It’s not just corporations that are facing an epidemic of cyber attacks — American retail investors are also struggling to contend with a surge in hackers taking over their investment accounts, regulators warn.
The Financial Industry Regulatory Authority, the brokerage industry’s self-regulatory body, said in a recent notice that it has “received an increasing number of reports regarding customer account takeover incidents, which involve bad actors using compromised customer information, such as login credentials, to gain unauthorized entry to customers’ online brokerage accounts.”
Ari Jacoby, chief executive and co-founder of cybersecurity firm Deduce, backed up this statement with data showing that account-takeover fraud increased by roughly 250% from 2019 to 2020. He told Security.org that account-takeover prevention is a $15 billion market that is “growing significantly year-over-year. “
FINRA points to two factors that are driving the increase in account-takeover attempts, with the first being rapid growth in use of online and app-based brokers, which enable hackers to break into brokerage accounts by using username and password data bought from darknet marketplaces. It becomes relatively easy for bad actors to discover their login credentials because many people use the same password combinations to access multiple accounts. The second factor is the COVID-19 pandemic.
“Customer account-takeovers have been a recurring issue, but reports to FINRA about such attacks have increased as more firms offer online accounts, and as more investors conduct transactions in these accounts,” FINRA said in its regulatory note. This trend was “in part due to the proliferation of mobile devices and applications, and the reduced accessibility of firm’s physical locations due to the COVID-19 pandemic.”

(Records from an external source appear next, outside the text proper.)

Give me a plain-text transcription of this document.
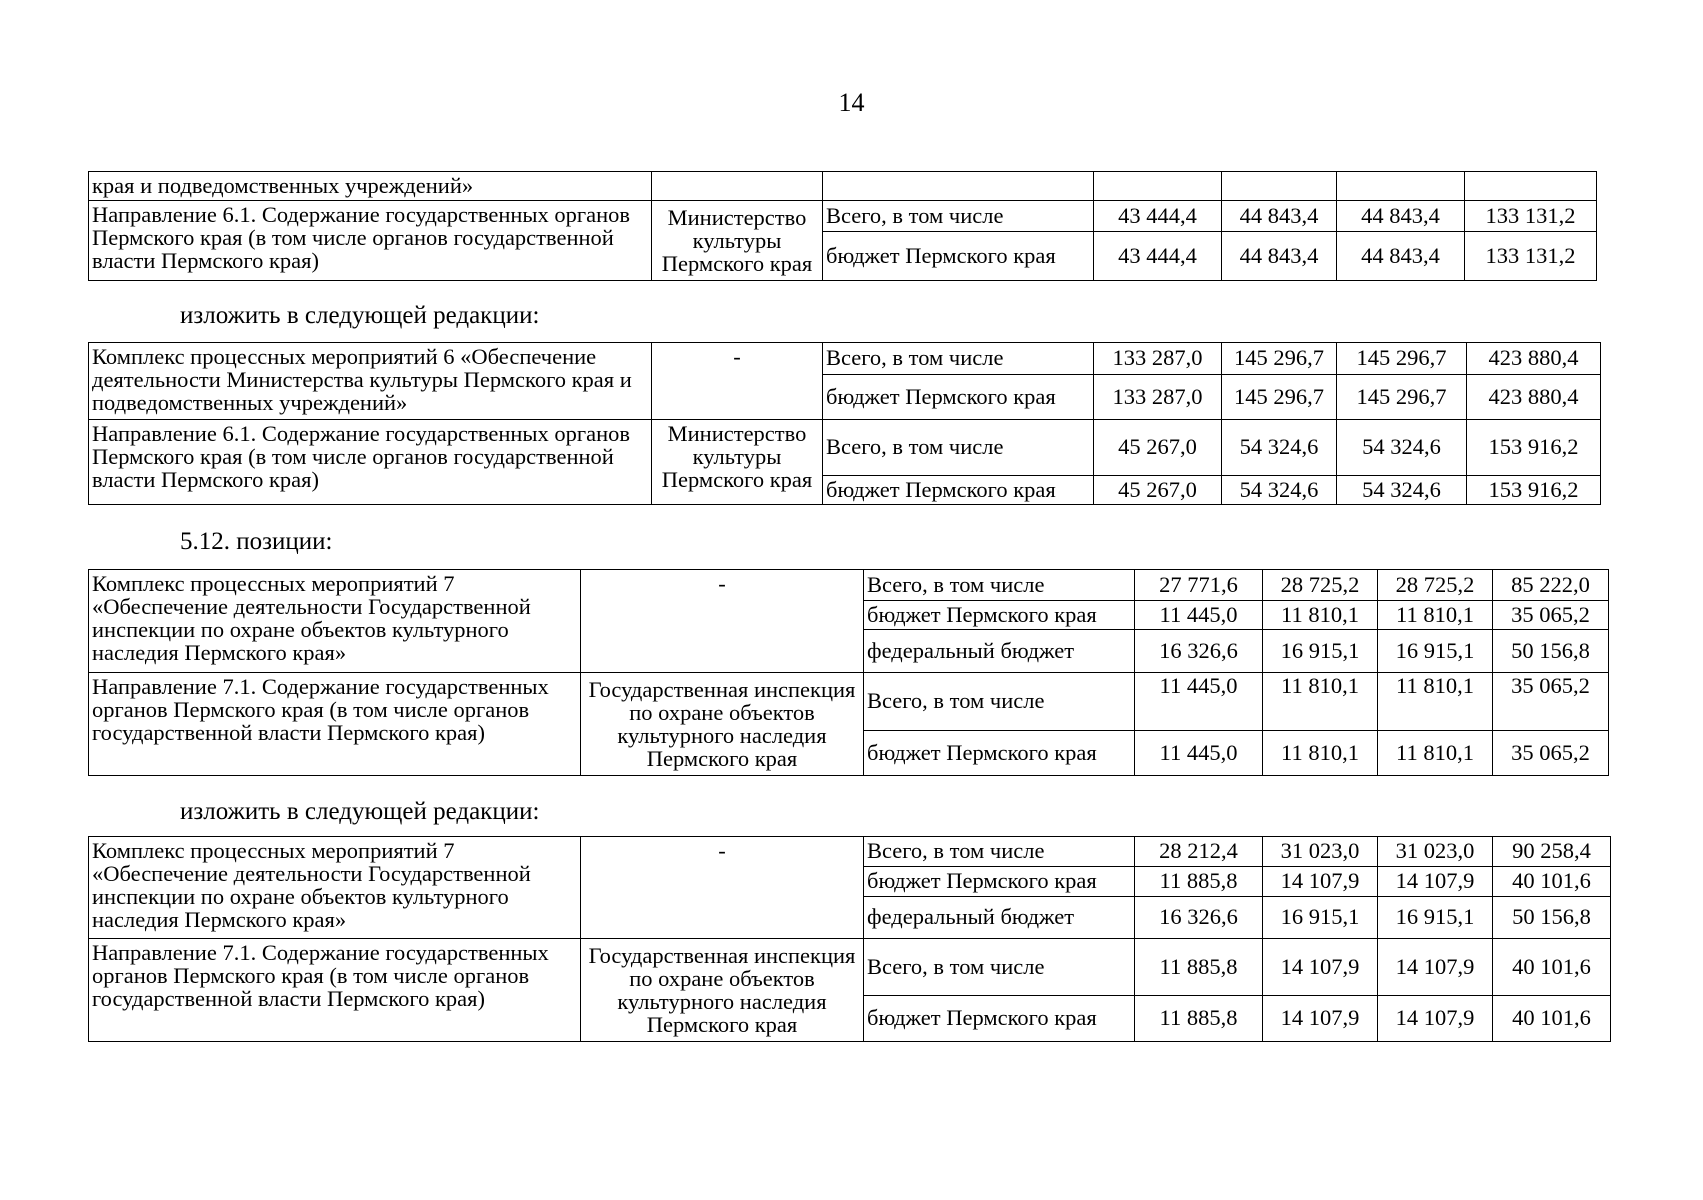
14
края и подведомственных учреждений»						
Направление 6.1. Содержание государственных органов Пермского края (в том числе органов государственной власти Пермского края)	Министерство культуры Пермского края	Всего, в том числе	43 444,4	44 843,4	44 843,4	133 131,2
		бюджет Пермского края	43 444,4	44 843,4	44 843,4	133 131,2
изложить в следующей редакции:
Комплекс процессных мероприятий 6 «Обеспечение деятельности Министерства культуры Пермского края и подведомственных учреждений»	-	Всего, в том числе	133 287,0	145 296,7	145 296,7	423 880,4
		бюджет Пермского края	133 287,0	145 296,7	145 296,7	423 880,4
Направление 6.1. Содержание государственных органов Пермского края (в том числе органов государственной власти Пермского края)	Министерство культуры Пермского края	Всего, в том числе	45 267,0	54 324,6	54 324,6	153 916,2
		бюджет Пермского края	45 267,0	54 324,6	54 324,6	153 916,2
5.12. позиции:
Комплекс процессных мероприятий 7 «Обеспечение деятельности Государственной инспекции по охране объектов культурного наследия Пермского края»	-	Всего, в том числе	27 771,6	28 725,2	28 725,2	85 222,0
		бюджет Пермского края	11 445,0	11 810,1	11 810,1	35 065,2
		федеральный бюджет	16 326,6	16 915,1	16 915,1	50 156,8
Направление 7.1. Содержание государственных органов Пермского края (в том числе органов государственной власти Пермского края)	Государственная инспекция по охране объектов культурного наследия Пермского края	Всего, в том числе	11 445,0	11 810,1	11 810,1	35 065,2
		бюджет Пермского края	11 445,0	11 810,1	11 810,1	35 065,2
изложить в следующей редакции:
Комплекс процессных мероприятий 7 «Обеспечение деятельности Государственной инспекции по охране объектов культурного наследия Пермского края»	-	Всего, в том числе	28 212,4	31 023,0	31 023,0	90 258,4
		бюджет Пермского края	11 885,8	14 107,9	14 107,9	40 101,6
		федеральный бюджет	16 326,6	16 915,1	16 915,1	50 156,8
Направление 7.1. Содержание государственных органов Пермского края (в том числе органов государственной власти Пермского края)	Государственная инспекция по охране объектов культурного наследия Пермского края	Всего, в том числе	11 885,8	14 107,9	14 107,9	40 101,6
		бюджет Пермского края	11 885,8	14 107,9	14 107,9	40 101,6
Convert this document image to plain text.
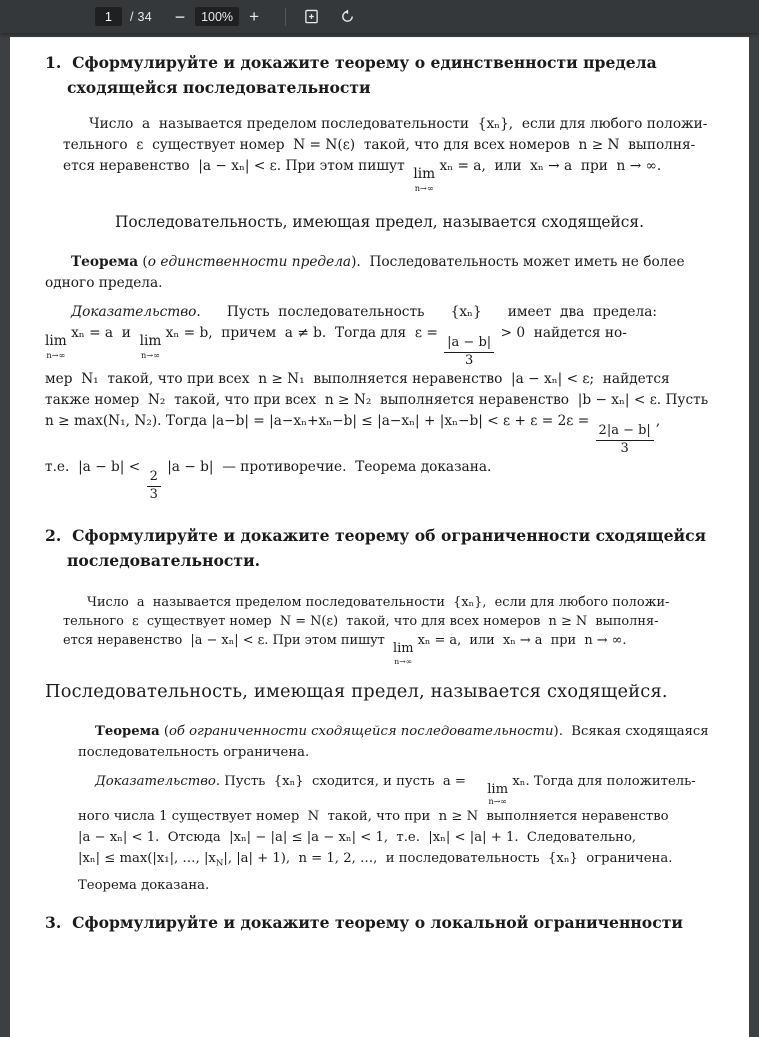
1
/ 34	−	100% +
1.  Сформулируйте и докажите теорему о единственности предела
сходящейся последовательности
Число  a  называется пределом последовательности  {xₙ},  если для любого положи-
тельного  ε  существует номер  N = N(ε)  такой, что для всех номеров  n ≥ N  выполня-
ется неравенство  |a − xₙ| < ε. При этом пишут lim
n→∞
xₙ = a,  или  xₙ → a  при  n → ∞.
Последовательность, имеющая предел, называется сходящейся.
Теорема (о единственности предела).  Последовательность может иметь не более
одного предела.
Доказательство.      Пусть  последовательность      {xₙ}      имеет  два  предела:
lim
n→∞
xₙ = a  и lim
n→∞
xₙ = b,  причем  a ≠ b.  Тогда для  ε =
$\frac{|a - b|}{3}$
> 0  найдется но-
мер  N₁  такой, что при всех  n ≥ N₁  выполняется неравенство  |a − xₙ| < ε;  найдется
также номер  N₂  такой, что при всех  n ≥ N₂  выполняется неравенство  |b − xₙ| < ε. Пусть
n ≥ max(N₁, N₂). Тогда |a−b| = |a−xₙ+xₙ−b| ≤ |a−xₙ| + |xₙ−b| < ε + ε = 2ε =
$\frac{2|a - b|}{3}$
,
т.е.  |a − b| <
$\frac{2}{3}$
|a − b|  — противоречие.  Теорема доказана.
2.  Сформулируйте и докажите теорему об ограниченности сходящейся
последовательности.
Число  a  называется пределом последовательности  {xₙ},  если для любого положи-
тельного  ε  существует номер  N = N(ε)  такой, что для всех номеров  n ≥ N  выполня-
ется неравенство  |a − xₙ| < ε. При этом пишут
lim
n→∞
xₙ = a,  или  xₙ → a  при  n → ∞.
Последовательность, имеющая предел, называется сходящейся.
Теорема (об ограниченности сходящейся последовательности).  Всякая сходящаяся
последовательность ограничена.
Доказательство. Пусть  {xₙ}  сходится, и пусть  a =
lim
n→∞
xₙ. Тогда для положитель-
ного числа 1 существует номер  N  такой, что при  n ≥ N  выполняется неравенство
|a − xₙ| < 1.  Отсюда  |xₙ| − |a| ≤ |a − xₙ| < 1,  т.е.  |xₙ| < |a| + 1.  Следовательно,
|xₙ| ≤ max(|x₁|, …, $|x_N|$, |a| + 1),  n = 1, 2, …,  и последовательность  {xₙ}  ограничена.
Теорема доказана.
3.  Сформулируйте и докажите теорему о локальной ограниченности
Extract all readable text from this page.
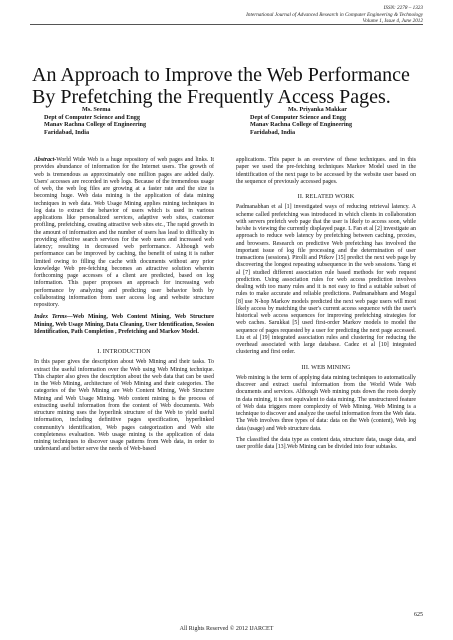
ISSN: 2278 – 1323
International Journal of Advanced Research in Computer Engineering & Technology
Volume 1, Issue 4, June 2012
An Approach to Improve the Web Performance By Prefetching the Frequently Access Pages.
Ms. Seema
Dept of Computer Science and Engg
Manav Rachna College of Engineering
Faridabad, India
Ms. Priyanka Makkar
Dept of Computer Science and Engg
Manav Rachna College of Engineering
Faridabad, India

Abstract-World Wide Web is a huge repository of web pages and links. It provides abundance of information for the Internet users. The growth of web is tremendous as approximately one million pages are added daily. Users' accesses are recorded in web logs. Because of the tremendous usage of web, the web log files are growing at a faster rate and the size is becoming huge. Web data mining is the application of data mining techniques in web data. Web Usage Mining applies mining techniques in log data to extract the behavior of users which is used in various applications like personalized services, adaptive web sites, customer profiling, prefetching, creating attractive web sites etc., The rapid growth in the amount of information and the number of users has lead to difficulty in providing effective search services for the web users and increased web latency; resulting in decreased web performance. Although web performance can be improved by caching, the benefit of using it is rather limited owing to filling the cache with documents without any prior knowledge Web pre-fetching becomes an attractive solution wherein forthcoming page accesses of a client are predicted, based on log information. This paper proposes an approach for increasing web performance by analyzing and predicting user behavior both by collaborating information from user access log and website structure repository.

Index Terms—Web Mining, Web Content Mining, Web Structure Mining, Web Usage Mining, Data Cleaning, User Identification, Session Identification, Path Completion , Prefetching and Markov Model.

I. INTRODUCTION

In this paper gives the description about Web Mining and their tasks. To extract the useful information over the Web using Web Mining technique. This chapter also gives the description about the web data that can be used in the Web Mining, architecture of Web Mining and their categories. The categories of the Web Mining are Web Content Mining, Web Structure Mining and Web Usage Mining. Web content mining is the process of extracting useful information from the content of Web documents. Web structure mining uses the hyperlink structure of the Web to yield useful information, including definitive pages specification, hyperlinked community's identification, Web pages categorization and Web site completeness evaluation. Web usage mining is the application of data mining techniques to discover usage patterns from Web data, in order to understand and better serve the needs of Web-based

applications. This paper is an overview of these techniques. and in this paper we used the pre-fetching techniques Markov Model used in the identification of the next page to be accessed by the website user based on the sequence of previously accessed pages.

II. RELATED WORK

Padmanabhan et al [1] investigated ways of reducing retrieval latency. A scheme called prefetching was introduced in which clients in collaboration with servers prefetch web page that the user is likely to access soon, while he/she is viewing the currently displayed page. L Fan et al [2] investigate an approach to reduce web latency by prefetching between caching, proxies, and browsers. Research on predictive Web prefetching has involved the important issue of log file processing and the determination of user transactions (sessions). Pirolli and Pitkov [15] predict the next web page by discovering the longest repeating subsequence in the web sessions. Yang et al [7] studied different association rule based methods for web request prediction. Using association rules for web access prediction involves dealing with too many rules and it is not easy to find a suitable subset of rules to make accurate and reliable predictions. Padmanabham and Mogul [8] use N-hop Markov models predicted the next web page users will most likely access by matching the user's current access sequence with the user's historical web access sequences for improving prefetching strategies for web caches. Sarukkai [5] used first-order Markov models to model the sequence of pages requested by a user for predicting the next page accessed. Liu et al [19] integrated association rules and clustering for reducing the overhead associated with large database. Cadez et al [10] integrated clustering and first order.

III. WEB MINING

Web mining is the term of applying data mining techniques to automatically discover and extract useful information from the World Wide Web documents and services. Although Web mining puts down the roots deeply in data mining, it is not equivalent to data mining. The unstructured feature of Web data triggers more complexity of Web Mining. Web Mining is a technique to discover and analyze the useful information from the Web data. The Web involves three types of data: data on the Web (content), Web log data (usage) and Web structure data.

The classified the data type as content data, structure data, usage data, and user profile data [13].Web Mining can be divided into four subtasks.

625
All Rights Reserved © 2012 IJARCET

The Security and Exchange Commission has also been watching this phenomenon closely and holding brokerage firms accountable for not closely monitoring fraudulent activity. Last month, the regulator settled charges with GWFS Equities, a subsidiary of Great-West Lifeco Inc.
for failing to report suspicious activity reports related to increasing attempts by bad actors to take over customer accounts.
“Across the financial services industry, we have seen a large increase in attempts by outside bad actors to gain unauthorized access to client accounts,” said Kurt L. Gottschall, Director of the SEC’s Denver Regional Office in a statement. “By failing to file SARs and by omitting information it knew about the suspicious activity it did report, GWFS deprived law enforcement of critical information relating to the threat that outside bad actors pose to retirees’ accounts, particularly when the unauthorized account access has been cyber-enabled.”
The SEC also said GWFS was eager to cooperate with the regulator on fixing its reporting standards and that the firm was often able to stop takeover attempts on its own.
Timothy Newman and Kit Addleman of the law firm Haynes and Boone warned brokers in a blog post that the SEC’s order “is a reminder that cybercrime is ever-increasing and ever changing and “that makes it clear that even when [brokers] successfully thwart account takeovers, for example, they must still ensure they comply with reporting obligations.”
But most individual investors don’t have to wait for the SEC or FINRA to come to their rescue, because this sort of criminal activity is largely enabled by a lack of vigilance on the part of victims, including requesting that their broker send them suspicious login alerts and using two-factor authentication, according to Jacoby.
“Using the same username and password leads to [account takeover] fraud,” he said. “Using different usernames and passwords, or better yet, a password manager can help.”